Testing Reconeyez for anti-poaching efforts
Peter Stolwerk decided to test his assumptions with a test run in Greater Kruger National Park, one of South Africa’s prominent National Game Parks.
“We were able to create a large detection zone covering all known entry and exit routes or potential soft target areas and had eyes on the reserve 24/7. The fact that Reconeyez is fairly small and compact meant that we were able to camouflage the detectors successfully. The long battery life and quick swap battery system made power management very simple,” commented Greater Kruger National Park’s ranger, confirming that Reconeyez helped them with their daily operations.

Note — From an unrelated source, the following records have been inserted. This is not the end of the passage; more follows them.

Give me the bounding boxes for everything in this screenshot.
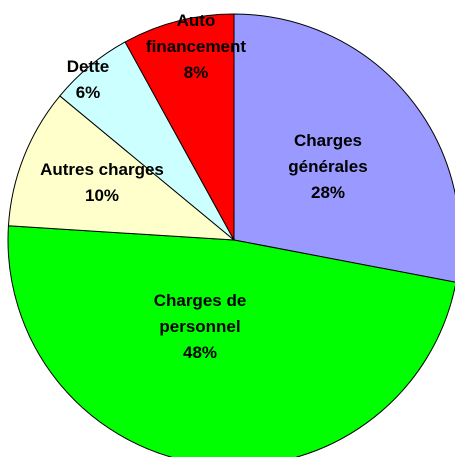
- pie-slice: [233, 13, 455, 283]
- slice-name: Autres charges: [40, 160, 164, 179]
- slice-label: Charges générales 28%: [273, 128, 383, 206]
- slice-value: 28%: [310, 183, 346, 202]
- slice-name: Dette: [66, 57, 110, 76]
- slice-value: 10%: [84, 186, 120, 205]
- slice-value: 8%: [183, 63, 209, 82]
- pie-slice: [124, 13, 235, 241]
- slice-name: Auto financement: [145, 11, 247, 56]
- slice-value: 6%: [75, 83, 101, 102]
- slice-label: Autres charges 10%: [17, 157, 187, 209]
- slice-label: Charges de personnel 48%: [140, 288, 260, 366]
- pie-slice: [7, 95, 236, 241]
- slice-name: Charges de personnel: [153, 291, 247, 336]
- slice-value: 48%: [182, 343, 218, 362]
- pie-slice: [7, 225, 455, 457]
- slice-label: Dette 6%: [58, 54, 118, 106]
- slice-name: Charges générales: [288, 131, 368, 176]
- slice-label: Auto financement 8%: [126, 8, 266, 86]
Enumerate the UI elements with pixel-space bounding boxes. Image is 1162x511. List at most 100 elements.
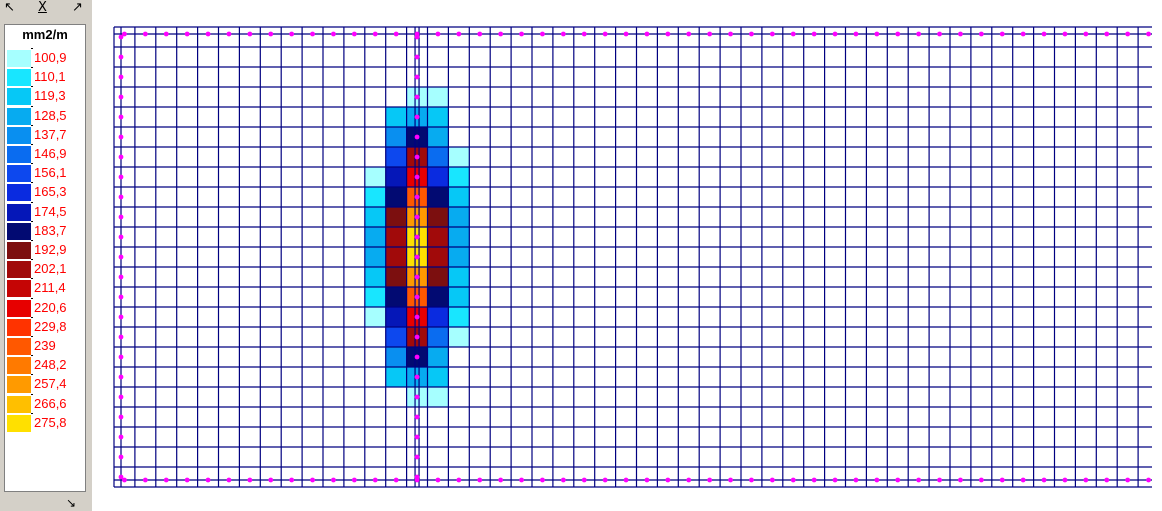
legend-entry: 110,1 [5,67,85,87]
support-node [769,31,775,37]
support-node [289,477,295,483]
support-node [456,477,462,483]
heat-cell [385,367,408,388]
support-node [602,477,608,483]
support-node [414,214,420,220]
support-node [122,477,127,483]
support-node [414,454,420,460]
support-node [184,477,190,483]
legend-tick [31,316,33,318]
legend-swatch [7,203,31,221]
heat-cell [427,247,449,268]
support-node [122,31,127,37]
heat-cell [448,207,470,228]
heat-cell [448,327,470,348]
support-node [414,194,420,200]
legend-value-label: 257,4 [34,376,67,392]
support-node [937,31,942,37]
legend-swatch [7,222,31,240]
legend-swatch [7,318,31,336]
support-node [393,31,399,37]
expand-arrow-icon[interactable]: ↗ [72,0,83,15]
collapse-arrow-icon[interactable]: ↖ [4,0,15,15]
support-node [118,334,124,340]
support-node [372,31,378,37]
support-node [644,31,650,37]
support-node [1125,31,1131,37]
legend-entry: 220,6 [5,297,85,317]
support-node [184,31,190,37]
legend-tick [31,86,33,88]
heat-cell [427,107,449,128]
heat-cell [427,347,449,368]
legend-value-label: 202,1 [34,261,67,277]
support-node [937,477,942,483]
legend-value-label: 248,2 [34,357,67,373]
support-node [477,31,483,37]
support-node [414,94,420,100]
close-icon[interactable]: X [38,0,47,15]
support-node [118,134,124,140]
support-node [118,254,124,260]
support-node [916,477,922,483]
support-node [1062,477,1068,483]
legend-entry: 239 [5,336,85,355]
support-node [958,477,963,483]
heat-cell [385,207,408,228]
support-node [118,454,124,460]
support-node [540,31,545,37]
support-node [644,477,650,483]
legend-tick [31,393,33,395]
support-node [728,477,733,483]
legend-value-label: 183,7 [34,222,67,238]
support-node [414,114,420,120]
heat-cell [427,307,449,328]
support-node [769,477,775,483]
support-node [118,474,124,480]
support-node [414,414,420,420]
support-node [414,434,420,440]
support-node [118,94,124,100]
support-node [351,477,357,483]
support-node [414,134,420,140]
support-node [581,31,587,37]
legend-swatch [7,414,31,432]
legend-value-label: 220,6 [34,299,67,315]
support-node [310,477,315,483]
support-node [118,34,124,40]
support-node [1146,31,1151,37]
legend-swatch [7,395,31,413]
legend-tick [31,297,33,299]
support-node [811,31,817,37]
heat-cell [448,227,470,248]
support-node [118,174,124,180]
support-node [853,31,859,37]
heat-cell [448,167,470,188]
resize-arrow-icon[interactable]: ↘ [66,496,77,510]
support-node [895,477,901,483]
support-node [498,477,504,483]
legend-tick [31,67,33,69]
support-node [686,31,692,37]
support-node [414,254,420,260]
finite-element-mesh[interactable] [106,18,1152,492]
legend-tick [31,259,33,261]
heat-cell [385,147,408,168]
support-node [435,31,441,37]
legend-entry: 275,8 [5,412,85,432]
support-node [118,234,124,240]
support-node [1020,31,1026,37]
support-node [707,31,713,37]
support-node [498,31,504,37]
support-node [351,31,357,37]
support-node [665,477,671,483]
legend-swatch [7,376,31,394]
legend-entry: 137,7 [5,124,85,144]
legend-value-label: 275,8 [34,414,67,430]
legend-swatch [7,357,31,375]
legend-value-label: 156,1 [34,165,67,181]
legend-swatch [7,126,31,144]
support-node [999,31,1005,37]
legend-tick [31,124,33,126]
legend-tick [31,412,33,414]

Security systems are often difficult and time-consuming to install, but Reconeyez can be installed in minutes. Stolwerk explains that the training requirement is minimal, because Arcanum Africa supports the setup and activation on the monitoring platform, and they provide instructions on how to deploy the solution in order to guarantee the best results and the longest battery performance, and to get alerts only when essential. After that, park rangers can quickly install or re-deploy the solution whenever needed.
“Similarly to other game reserves, the main struggle in Greater Kruger National Park is a large area with little to no mobile coverage. Reconeyez devices use mesh connectivity to communicate with each other, so rangers can secure areas that were previously almost impossible to protect,” says Stolwerk.
The trial period in Greater Kruger National Park was completed successfully, and soon, the Reconeyez systems will be strategically deployed throughout the park*.
It will not safeguard only the park’s wildlife but rangers as well. According to global data, two conservation rangers are murdered every week, so protection is much needed.
With security technology, they can monitor how many people they are following and what weapons they are carrying. In areas with mobile data, rangers can even receive push notifications to their mobile devices with updates and new alarm photos. That can make their job a lot safer and provide fast reaction times, hopefully preventing poaching before it actually occurs.
With technology advancements, there has been a leap forward in the battle against poaching. Raising awareness on such solutions could ensure that future generations can witness the magnificence of wildlife, thriving in their natural habitats.
Arcanum Africa has deployed Reconeyez to a game farm in Cape Town, a ranger camp in Kenya, which is currently trialing the system, and future deployments planned at several private game reserves in South Africa.